GMOイエラエが38時間の激闘を制して3連覇、世界中のホワイトハッカーが集結して腕を競う「DEF CON(デフコン)」の凄みと本当の価値

意外だった出題傾向と「現地限定」ミッション
競技が開始すると、経験のある小田切氏と渡部氏は今年の出題傾向に変化を感じ取った。
Cloud Village CTFとは言え、完全にクラウド関連の問題だけでは課題のバリエーションが作りづらくなっているのではないか、という運営側の意図も推測されるが、参加者にとっては対応力が試される展開となった。
「去年までは、本当にクラウドに関連する課題だけだったのですが、今年は、クラウドとは異なる傾向の問題が出てきました。ほかにも、会場に行かないと解けない問題が、今年初めて出ました」(渡部氏)
意外だったのは、「バイナリーエクスプロイテーション」と呼ばれる分野の問題が出題されたことだ。これは、C言語などで書かれたプログラムのメモリ管理の不備を突き、サーバーへの侵入を試みるといったもので、クラウドの設定不備を扱うのとは根本的に異なる技術領域だ。
クラウド中心に準備を進めてきたメンバーにとっては、「それが出るんだ」という驚きがあった。そして、もう1つの大きな変化である会場限定問題で活躍したのが水野氏だった。競技中盤、いくつかの問題が追加で公開された。その中の1つに、特定のWebサイトへのアクセスが求められる問題があったが、現地の会場のWi-Fiからでなければアクセスできない仕様になっていたのだ。
この時、たまたま情報収集のために会場を訪れていた水野氏が、このミッションに挑むことになった。

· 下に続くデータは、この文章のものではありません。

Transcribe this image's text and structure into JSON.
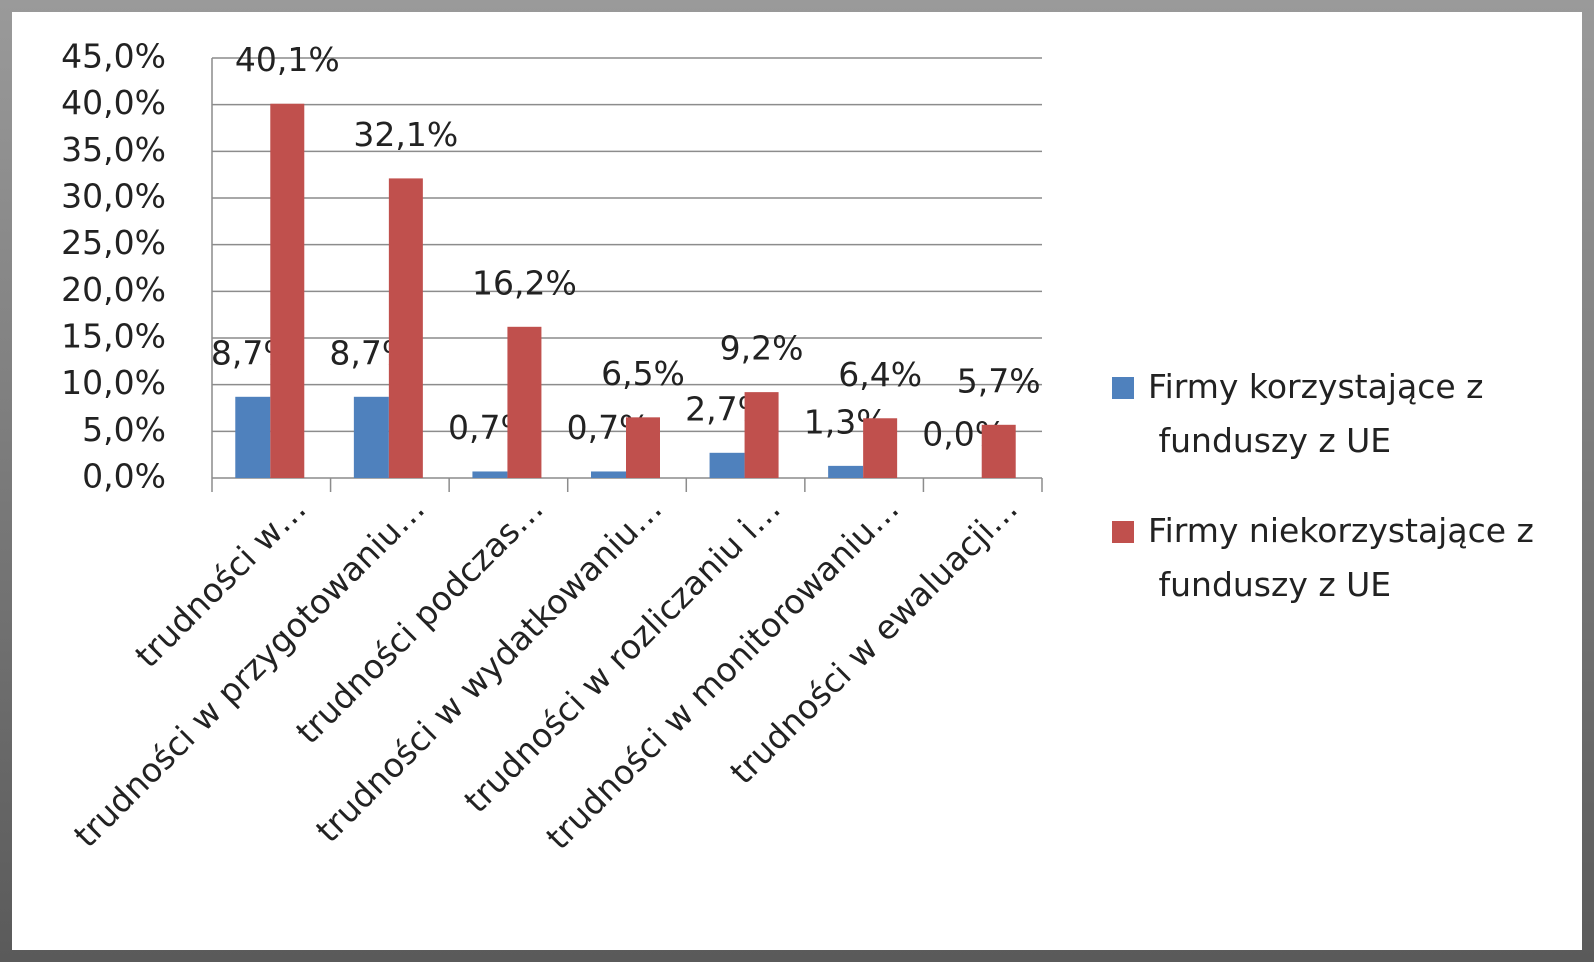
{
  "chart_data": {
    "type": "bar",
    "categories": [
      "trudności w…",
      "trudności w przygotowaniu…",
      "trudności podczas…",
      "trudności w wydatkowaniu…",
      "trudności w rozliczaniu i…",
      "trudności w monitorowaniu…",
      "trudności w ewaluacji…"
    ],
    "series": [
      {
        "name": "Firmy korzystające z funduszy z UE",
        "color": "#4f81bd",
        "values": [
          8.7,
          8.7,
          0.7,
          0.7,
          2.7,
          1.3,
          0.0
        ],
        "value_labels": [
          "8,7%",
          "8,7%",
          "0,7%",
          "0,7%",
          "2,7%",
          "1,3%",
          "0,0%"
        ]
      },
      {
        "name": "Firmy niekorzystające z funduszy z UE",
        "color": "#c0504d",
        "values": [
          40.1,
          32.1,
          16.2,
          6.5,
          9.2,
          6.4,
          5.7
        ],
        "value_labels": [
          "40,1%",
          "32,1%",
          "16,2%",
          "6,5%",
          "9,2%",
          "6,4%",
          "5,7%"
        ]
      }
    ],
    "ylim": [
      0,
      45
    ],
    "yticks": [
      {
        "value": 0,
        "label": "0,0%"
      },
      {
        "value": 5,
        "label": "5,0%"
      },
      {
        "value": 10,
        "label": "10,0%"
      },
      {
        "value": 15,
        "label": "15,0%"
      },
      {
        "value": 20,
        "label": "20,0%"
      },
      {
        "value": 25,
        "label": "25,0%"
      },
      {
        "value": 30,
        "label": "30,0%"
      },
      {
        "value": 35,
        "label": "35,0%"
      },
      {
        "value": 40,
        "label": "40,0%"
      },
      {
        "value": 45,
        "label": "45,0%"
      }
    ],
    "grid": true,
    "legend": "right"
  }
}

水野氏が現地からアクセスし、Webの脆弱性を突いて突破口を開くと、次に現れたクラウド環境はリモートからでも接続可能だったため、すかさずホテルで待機していた小田切氏が解析を引き継いだ。小田切氏の解析により、ある謎のフレーズが得られた。しかし、それはフラグではない。
「会場に来させているのだから、現場に何かあるのではないか?」とチームからアドバイスを受けた水野氏は、会場内を探索。すると、Cloud Villageのエリア内に、怪しげな黒い小さなテントを発見。その中に入ると、ホームアシスタントと呼ばれるデバイスが設置されていた。
「そこにそのフレーズを言ったらQRコードが出てきて、そのQRコードを読み込んだらフラグが得られました」(水野氏)
現地での機動力と、リモートでの高度な解析技術が見事に融合した連携プレーだ。